Not sure, but in the context of the article, it doesn't make a whole lot of sense....last I checked, air was free...I don't see how suddenly changing to re-circulated air would cut costs.
 
Recirculating cabin air saves fuel

Compressor air is tapped for cabin pressurization/ventilation. In the DC-9/MD-80/Boeing 717 design, cabin air flows through the cabin and out the outlflow valve...once in, once through, once out.

However, in other Boeing designs, the air is recirculated, i.e., mixed and blown through the various cabin sections several times before being exhausted through the outflow valves.

Recirculation reduces the need for bleed air for pressurization/ventilation, thereby increasing engine efficiency. In other words, less fuel is required since there is less bleed air demand.

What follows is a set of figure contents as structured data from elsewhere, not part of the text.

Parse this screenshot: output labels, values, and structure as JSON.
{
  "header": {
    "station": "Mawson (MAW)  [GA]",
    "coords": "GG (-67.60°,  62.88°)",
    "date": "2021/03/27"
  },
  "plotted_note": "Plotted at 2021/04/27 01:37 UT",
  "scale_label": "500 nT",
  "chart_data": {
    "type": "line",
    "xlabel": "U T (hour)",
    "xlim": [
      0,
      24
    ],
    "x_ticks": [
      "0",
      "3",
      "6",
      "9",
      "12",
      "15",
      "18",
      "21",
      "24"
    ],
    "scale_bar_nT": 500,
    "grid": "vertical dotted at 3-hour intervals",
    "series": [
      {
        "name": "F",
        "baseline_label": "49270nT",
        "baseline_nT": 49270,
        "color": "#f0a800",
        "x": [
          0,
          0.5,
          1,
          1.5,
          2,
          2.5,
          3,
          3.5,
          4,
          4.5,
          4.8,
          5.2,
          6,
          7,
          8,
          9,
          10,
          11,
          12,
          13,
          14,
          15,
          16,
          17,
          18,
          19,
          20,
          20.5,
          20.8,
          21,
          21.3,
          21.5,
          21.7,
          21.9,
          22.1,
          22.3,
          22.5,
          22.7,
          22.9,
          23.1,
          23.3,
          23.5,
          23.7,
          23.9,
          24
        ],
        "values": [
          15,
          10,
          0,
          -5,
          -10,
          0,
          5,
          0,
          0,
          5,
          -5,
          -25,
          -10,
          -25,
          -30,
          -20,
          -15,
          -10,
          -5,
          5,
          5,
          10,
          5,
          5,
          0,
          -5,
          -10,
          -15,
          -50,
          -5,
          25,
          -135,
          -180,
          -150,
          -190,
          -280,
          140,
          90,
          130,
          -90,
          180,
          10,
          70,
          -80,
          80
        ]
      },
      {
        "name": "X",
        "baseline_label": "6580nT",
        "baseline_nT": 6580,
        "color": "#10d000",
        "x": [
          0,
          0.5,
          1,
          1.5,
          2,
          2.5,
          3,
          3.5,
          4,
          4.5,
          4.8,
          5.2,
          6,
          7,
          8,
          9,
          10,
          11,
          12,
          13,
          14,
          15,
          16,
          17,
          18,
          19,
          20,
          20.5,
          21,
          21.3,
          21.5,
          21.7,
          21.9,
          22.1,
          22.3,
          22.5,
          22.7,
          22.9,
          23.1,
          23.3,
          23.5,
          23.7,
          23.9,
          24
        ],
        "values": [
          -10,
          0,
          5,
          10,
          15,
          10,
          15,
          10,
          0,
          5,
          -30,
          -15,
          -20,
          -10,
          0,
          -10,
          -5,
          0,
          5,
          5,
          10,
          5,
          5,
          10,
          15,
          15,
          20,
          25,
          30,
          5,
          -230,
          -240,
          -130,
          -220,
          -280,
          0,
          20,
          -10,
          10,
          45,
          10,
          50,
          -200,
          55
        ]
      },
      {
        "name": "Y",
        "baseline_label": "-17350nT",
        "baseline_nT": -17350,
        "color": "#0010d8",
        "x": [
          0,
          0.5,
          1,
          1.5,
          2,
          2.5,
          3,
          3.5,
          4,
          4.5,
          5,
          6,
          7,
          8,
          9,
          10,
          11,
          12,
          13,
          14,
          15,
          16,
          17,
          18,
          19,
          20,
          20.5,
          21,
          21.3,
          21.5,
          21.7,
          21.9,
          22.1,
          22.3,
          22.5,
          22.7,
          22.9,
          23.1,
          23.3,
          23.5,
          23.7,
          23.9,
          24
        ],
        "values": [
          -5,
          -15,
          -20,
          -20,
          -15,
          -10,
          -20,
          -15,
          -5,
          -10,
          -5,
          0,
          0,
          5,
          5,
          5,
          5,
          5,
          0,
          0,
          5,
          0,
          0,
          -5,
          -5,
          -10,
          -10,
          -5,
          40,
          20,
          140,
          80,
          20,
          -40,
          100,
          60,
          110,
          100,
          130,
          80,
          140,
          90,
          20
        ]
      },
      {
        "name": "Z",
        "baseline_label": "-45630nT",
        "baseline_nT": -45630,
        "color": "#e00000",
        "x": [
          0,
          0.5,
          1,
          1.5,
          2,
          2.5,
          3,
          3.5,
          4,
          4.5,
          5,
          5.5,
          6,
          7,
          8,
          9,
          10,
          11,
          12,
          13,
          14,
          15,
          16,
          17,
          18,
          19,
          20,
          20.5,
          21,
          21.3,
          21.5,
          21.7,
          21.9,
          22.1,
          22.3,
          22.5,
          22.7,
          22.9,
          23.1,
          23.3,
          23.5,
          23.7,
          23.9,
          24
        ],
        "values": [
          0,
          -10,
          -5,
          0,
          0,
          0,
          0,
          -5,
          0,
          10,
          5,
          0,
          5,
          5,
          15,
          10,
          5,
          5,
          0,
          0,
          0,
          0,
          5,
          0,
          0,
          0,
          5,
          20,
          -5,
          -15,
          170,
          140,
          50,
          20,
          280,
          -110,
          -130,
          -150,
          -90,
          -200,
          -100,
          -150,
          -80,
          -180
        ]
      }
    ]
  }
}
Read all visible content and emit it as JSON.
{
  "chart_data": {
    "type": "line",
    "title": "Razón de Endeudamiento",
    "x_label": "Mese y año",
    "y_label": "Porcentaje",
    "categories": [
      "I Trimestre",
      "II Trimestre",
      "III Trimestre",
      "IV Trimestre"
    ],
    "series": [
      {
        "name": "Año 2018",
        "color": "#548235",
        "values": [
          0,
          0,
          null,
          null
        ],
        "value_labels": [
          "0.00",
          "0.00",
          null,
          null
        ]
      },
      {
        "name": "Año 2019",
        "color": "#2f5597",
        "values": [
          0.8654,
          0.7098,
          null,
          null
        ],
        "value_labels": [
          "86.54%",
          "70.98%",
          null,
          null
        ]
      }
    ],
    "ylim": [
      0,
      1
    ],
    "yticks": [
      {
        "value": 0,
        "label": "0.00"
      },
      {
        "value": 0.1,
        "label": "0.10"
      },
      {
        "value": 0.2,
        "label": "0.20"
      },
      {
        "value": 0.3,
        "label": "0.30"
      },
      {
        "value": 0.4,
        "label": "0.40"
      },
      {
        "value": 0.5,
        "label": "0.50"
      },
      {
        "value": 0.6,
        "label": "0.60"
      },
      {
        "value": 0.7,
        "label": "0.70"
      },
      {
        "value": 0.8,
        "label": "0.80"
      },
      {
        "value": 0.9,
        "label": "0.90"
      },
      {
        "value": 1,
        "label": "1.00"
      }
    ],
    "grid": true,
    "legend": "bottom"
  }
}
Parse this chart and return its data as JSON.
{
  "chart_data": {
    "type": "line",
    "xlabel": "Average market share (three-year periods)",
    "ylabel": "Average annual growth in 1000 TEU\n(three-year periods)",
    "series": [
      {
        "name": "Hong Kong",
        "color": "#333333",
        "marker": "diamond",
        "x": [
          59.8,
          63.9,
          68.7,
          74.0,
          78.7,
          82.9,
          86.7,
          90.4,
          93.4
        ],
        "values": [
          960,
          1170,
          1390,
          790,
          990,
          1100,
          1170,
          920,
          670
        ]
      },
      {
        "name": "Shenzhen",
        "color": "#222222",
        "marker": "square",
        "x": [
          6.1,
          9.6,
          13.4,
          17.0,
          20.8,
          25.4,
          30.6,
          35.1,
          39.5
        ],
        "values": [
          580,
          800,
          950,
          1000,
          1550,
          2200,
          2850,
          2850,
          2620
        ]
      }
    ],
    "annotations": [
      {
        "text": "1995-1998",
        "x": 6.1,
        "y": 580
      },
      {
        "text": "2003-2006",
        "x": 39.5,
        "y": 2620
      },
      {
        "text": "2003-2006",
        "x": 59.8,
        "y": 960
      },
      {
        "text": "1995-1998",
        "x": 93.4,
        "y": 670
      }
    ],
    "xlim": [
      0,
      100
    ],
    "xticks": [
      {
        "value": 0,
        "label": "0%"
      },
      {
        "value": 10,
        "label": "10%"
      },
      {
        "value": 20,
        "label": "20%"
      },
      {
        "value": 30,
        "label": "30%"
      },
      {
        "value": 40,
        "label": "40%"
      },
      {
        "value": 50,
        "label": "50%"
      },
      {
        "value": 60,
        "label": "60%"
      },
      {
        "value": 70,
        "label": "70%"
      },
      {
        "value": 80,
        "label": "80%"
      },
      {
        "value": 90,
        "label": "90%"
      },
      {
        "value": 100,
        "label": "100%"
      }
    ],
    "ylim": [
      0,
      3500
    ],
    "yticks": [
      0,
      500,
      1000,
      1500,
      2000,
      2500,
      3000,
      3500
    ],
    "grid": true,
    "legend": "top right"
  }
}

An unfortunate side effect of recirc is that it appears to spread viruses and germs more in the cabin. Anecdotally, there is more spread of illnesses in recirc'ed cabins, although I'm not aware of any studies that support this.
 
No air is not free, not in pressurized aircraft anyway. When you compress air it gets hot, very hot and you have to cool it.
The recalculation systems, save money by not robbing the engines of as much bleed air you would normally need to run the packs without the Rec. system.


Hears a good link for understanding the 737.
http://www.smartcockpit.com/b737/B737 AIRCOND.PDF
(cut & paste)

Scroll down to the bottom for system diagrams.
 
Last edited:
Myth: Recirculation systems were not encountered prior to the 1980s.
Fact: Recirculation was commonplace before the jet age began. For example, the Boeing Stratocruiser of the late 1940s was equipped with an air recirculation system. In jet aircraft, filtered/recirculated air combined with outside air came in to use principally with the introduction of high-bypass-ratio fan engines. At Boeing, this began with the 747 back in 1970. Keep in mind, also, that air recirculation is common in building ventilation systems. Unlike buildings, however, jetliners have much better filtration, a much higher air-change rate and a much higher proportion of outside air.

http://www.boeing.com/commercial/cabinair/facts.html



Differences Between Older and Newer Cabin Air Systems

http://www.boeing.com/commercial/cabinair/index.html
 
Partially recirulated air is ok for the passengers and stew...er, flight attendents, but cockpit air is all fresh,unbreathed stuff.(note that I didn`t call it a "flight deck")
 
IIRC, and I'm too lazy to look it up, the A320 uses all fresh air while the B757 uses some fresh and some recirculated air.
 
Airliners have never "humidified" the air. The corrosion problem would have been hard to cope with, as would have been keeping the windows fog-free.

Airflow in the cabin is generally top to bottom, so germs aren't spread from person to person. Any air that makes more than one trip around goes through hospital-quality HEPA filters, so any pathogens are minimized.